The earliest ancestor of x86 was the CPU of the Datapoint 2200 terminal, implemented originally as a board of TTL logic chips and then by Intel in a single chip (the 8008). On that architecture, there was only a single addressing mode for memory: it used two 8-bit registers "H" and "L" to provide the high and low byte of the address to be accessed.

Next came the 8080, which provided some more convenient memory access instructions, but the HL register pair was still important for all the old instructions that took up most of the opcode space. And the 8086 was designed to be somewhat compatible with the 8080, allowing automatic translation of 8080 assembly code.

16-bit x86 didn't yet allow all GPRs to be used for addressing, only BX or BP as "base", and SI/DI as "index" (no scaling either).
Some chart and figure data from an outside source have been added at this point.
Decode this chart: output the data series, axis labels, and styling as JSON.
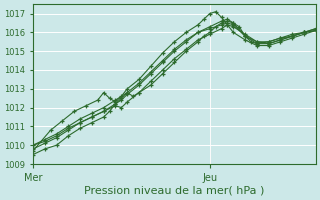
{
  "xlabel": "Pression niveau de la mer( hPa )",
  "bg_color": "#cce8e8",
  "grid_color": "#ffffff",
  "line_color": "#2d6b2d",
  "ylim": [
    1009,
    1017.5
  ],
  "yticks": [
    1009,
    1010,
    1011,
    1012,
    1013,
    1014,
    1015,
    1016,
    1017
  ],
  "xlim": [
    0,
    48
  ],
  "x_mer": 0,
  "x_jeu": 30,
  "vline_color": "#666666",
  "series": [
    [
      0,
      1009.5,
      2,
      1009.8,
      4,
      1010.0,
      6,
      1010.5,
      8,
      1010.9,
      10,
      1011.2,
      12,
      1011.5,
      13,
      1011.8,
      14,
      1012.2,
      15,
      1012.5,
      16,
      1012.8,
      17,
      1012.6,
      18,
      1012.8,
      20,
      1013.2,
      22,
      1013.8,
      24,
      1014.4,
      26,
      1015.0,
      28,
      1015.5,
      29,
      1015.8,
      30,
      1016.0,
      31,
      1016.3,
      32,
      1016.5,
      33,
      1016.6,
      34,
      1016.5,
      35,
      1016.3,
      36,
      1015.8,
      37,
      1015.5,
      38,
      1015.4,
      40,
      1015.4,
      42,
      1015.6,
      44,
      1015.8,
      46,
      1016.0,
      48,
      1016.2
    ],
    [
      0,
      1010.0,
      2,
      1010.2,
      4,
      1010.5,
      6,
      1010.9,
      8,
      1011.2,
      10,
      1011.5,
      12,
      1011.8,
      14,
      1012.1,
      15,
      1012.0,
      16,
      1012.3,
      18,
      1012.8,
      20,
      1013.4,
      22,
      1014.0,
      24,
      1014.6,
      26,
      1015.1,
      28,
      1015.6,
      30,
      1015.9,
      32,
      1016.2,
      33,
      1016.4,
      34,
      1016.3,
      36,
      1015.9,
      38,
      1015.5,
      40,
      1015.4,
      42,
      1015.6,
      44,
      1015.8,
      46,
      1016.0,
      48,
      1016.1
    ],
    [
      0,
      1009.7,
      3,
      1010.8,
      5,
      1011.3,
      7,
      1011.8,
      9,
      1012.1,
      11,
      1012.4,
      12,
      1012.8,
      13,
      1012.5,
      14,
      1012.3,
      15,
      1012.6,
      16,
      1013.0,
      18,
      1013.5,
      20,
      1014.2,
      22,
      1014.9,
      24,
      1015.5,
      26,
      1016.0,
      28,
      1016.4,
      29,
      1016.7,
      30,
      1017.0,
      31,
      1017.1,
      32,
      1016.8,
      33,
      1016.4,
      34,
      1016.0,
      36,
      1015.6,
      38,
      1015.3,
      40,
      1015.3,
      42,
      1015.5,
      44,
      1015.7,
      46,
      1015.9,
      48,
      1016.1
    ],
    [
      0,
      1009.8,
      2,
      1010.1,
      4,
      1010.4,
      6,
      1010.8,
      8,
      1011.2,
      10,
      1011.5,
      12,
      1011.8,
      14,
      1012.2,
      15,
      1012.4,
      16,
      1012.7,
      18,
      1013.2,
      20,
      1013.8,
      22,
      1014.4,
      24,
      1015.0,
      26,
      1015.5,
      28,
      1016.0,
      30,
      1016.3,
      32,
      1016.6,
      33,
      1016.7,
      34,
      1016.5,
      36,
      1015.8,
      38,
      1015.4,
      40,
      1015.5,
      42,
      1015.7,
      44,
      1015.9,
      46,
      1016.0,
      48,
      1016.1
    ],
    [
      0,
      1010.0,
      2,
      1010.3,
      4,
      1010.6,
      6,
      1011.0,
      8,
      1011.4,
      10,
      1011.7,
      12,
      1012.0,
      14,
      1012.4,
      16,
      1012.8,
      18,
      1013.3,
      20,
      1013.9,
      22,
      1014.5,
      24,
      1015.1,
      26,
      1015.6,
      28,
      1016.0,
      30,
      1016.2,
      32,
      1016.4,
      33,
      1016.5,
      34,
      1016.4,
      36,
      1015.8,
      38,
      1015.5,
      40,
      1015.5,
      42,
      1015.7,
      44,
      1015.8,
      46,
      1016.0,
      48,
      1016.2
    ]
  ]
}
BP, SI and DI were 16-bit registers with no equivalent on the 8080, but BX took the place of the HL register pair, that's why it can be accessed as high and low byte.

Also the low 8 bits of the x86 flag register (Sign,Zero,always 0,AuxCarry,always 0,Parity,always 1,Carry) are exactly identical to those of the 8080 - that's why those reserved bits are there, and why the LAHF and SAHF instructions exist. The 8080 "PUSH PSW" (Z80 "PUSH AF") instruction pushed the A register and flags to the stack, so LAHF + PUSH AX emulates that (although the byte order is swapped, with flags in the high byte whereas it's the low byte on the 8080).

Fun fact, that obviously you already know but may be interesting to others.

In the encoding the registers are ordered AX, CX, DX, BX to match the order of the 8080 registers AF, BC (which the Z80 uses as count register for the DJNZ instruction, similar to x86 LOOP), DE and HL (which like BX could be used to address memory).